Anatomy of a good git commit message

Yash Soni

Yash Soni / February 24, 2020

3 min read

XKCD

Git commits history follows a vicious cycle. If the commit history is unstructured and inconsitent, one doesn't spend much time using or taking care of it. And because it isn't cared for, it remains unstructured and inconsitent.

The importance of good commit messages has been discussed numerous times. And what is a better place to learn it from other than Git itself? Their guidelines to submit patches explains it more comprehensibly.

Follwing are some of the rules which I try to stick by.

Follow a git template.

Follwing is a great template originally written by Tim Pope.

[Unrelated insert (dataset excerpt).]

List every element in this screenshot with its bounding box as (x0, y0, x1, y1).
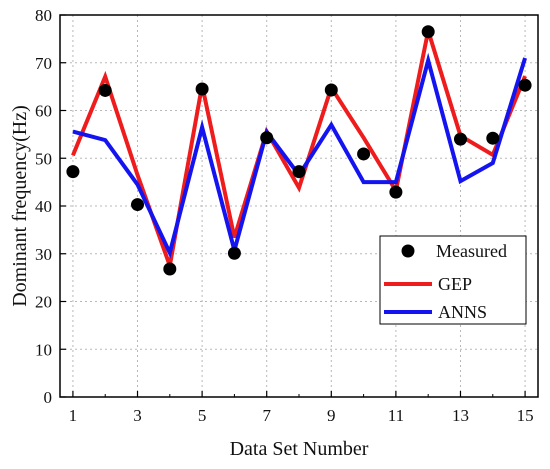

Capitalized, short (50 chars or less) summary

More detailed explanatory text, if necessary.
Wrap it to about 72 characters or so.
The blank line separating the summary from the body is critical (unless you omit
the body entirely); tools like rebase can get confused if you run the
two together.

Write your commit message in the imperative: "Fix bug" and not "Fixed bug"
or "Fixes bug."  This convention matches up with commit messages generated
by commands like git merge and git revert.

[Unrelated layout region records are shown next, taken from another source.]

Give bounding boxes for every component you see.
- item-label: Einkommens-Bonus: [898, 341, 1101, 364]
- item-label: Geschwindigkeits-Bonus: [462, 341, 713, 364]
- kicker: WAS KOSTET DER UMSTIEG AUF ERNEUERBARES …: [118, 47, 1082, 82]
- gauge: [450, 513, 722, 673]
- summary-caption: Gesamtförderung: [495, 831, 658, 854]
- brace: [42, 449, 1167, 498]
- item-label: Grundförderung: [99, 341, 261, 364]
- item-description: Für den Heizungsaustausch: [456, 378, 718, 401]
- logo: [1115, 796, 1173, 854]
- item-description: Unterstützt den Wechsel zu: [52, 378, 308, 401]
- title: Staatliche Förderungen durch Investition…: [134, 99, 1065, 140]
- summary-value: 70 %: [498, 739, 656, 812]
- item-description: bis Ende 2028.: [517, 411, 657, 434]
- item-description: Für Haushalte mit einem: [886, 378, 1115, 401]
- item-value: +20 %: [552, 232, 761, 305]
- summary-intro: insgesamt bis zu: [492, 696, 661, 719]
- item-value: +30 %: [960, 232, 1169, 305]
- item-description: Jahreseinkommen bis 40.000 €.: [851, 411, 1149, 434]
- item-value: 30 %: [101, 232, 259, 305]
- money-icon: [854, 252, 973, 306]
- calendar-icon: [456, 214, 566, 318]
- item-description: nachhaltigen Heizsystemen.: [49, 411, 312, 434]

If you use an issue tracker, put references to them at the bottom,
like this:
Resolves: #123
See also: #456, #789

Write in imperative mode

The use of the imperative, present tense is one that takes a little getting used to. Git is a distributed version control system where there are potentially many places to get changes from. Rather than writing messages that say what you’ve done; consider these messages as the instructions for what applying the commit will do.

If you look at your repository history you will see that the Git generated messages are written in this tense as well - “Merge” not “Merged”, “Rebase” not “Rebased” so writing in the same tense keeps things consistent.

Use conventional commits

The Conventional Commits specification is a lightweight convention on top of commit messages. It provides an easy set of rules for creating an explicit commit history; which makes it easier to write automated tools on top of.

Just prefix the commit message summary with one of following identifiers for a better categorization.

- feat (new feature)
- fix (bug fix)
- docs (changes to documentation)
- style (formatting, missing semi colons, etc; no code change)
- refactor (refactoring production code)
- test (adding missing tests, refactoring tests; no production code change)
- chore (updating grunt tasks etc; no production code change)

Specifying the type of commit in the summary can help finding specific commits more quickly. It also can be used to automatically generate changelogs from your commit logs, e.g. using semantic-release or lerna for monorepos.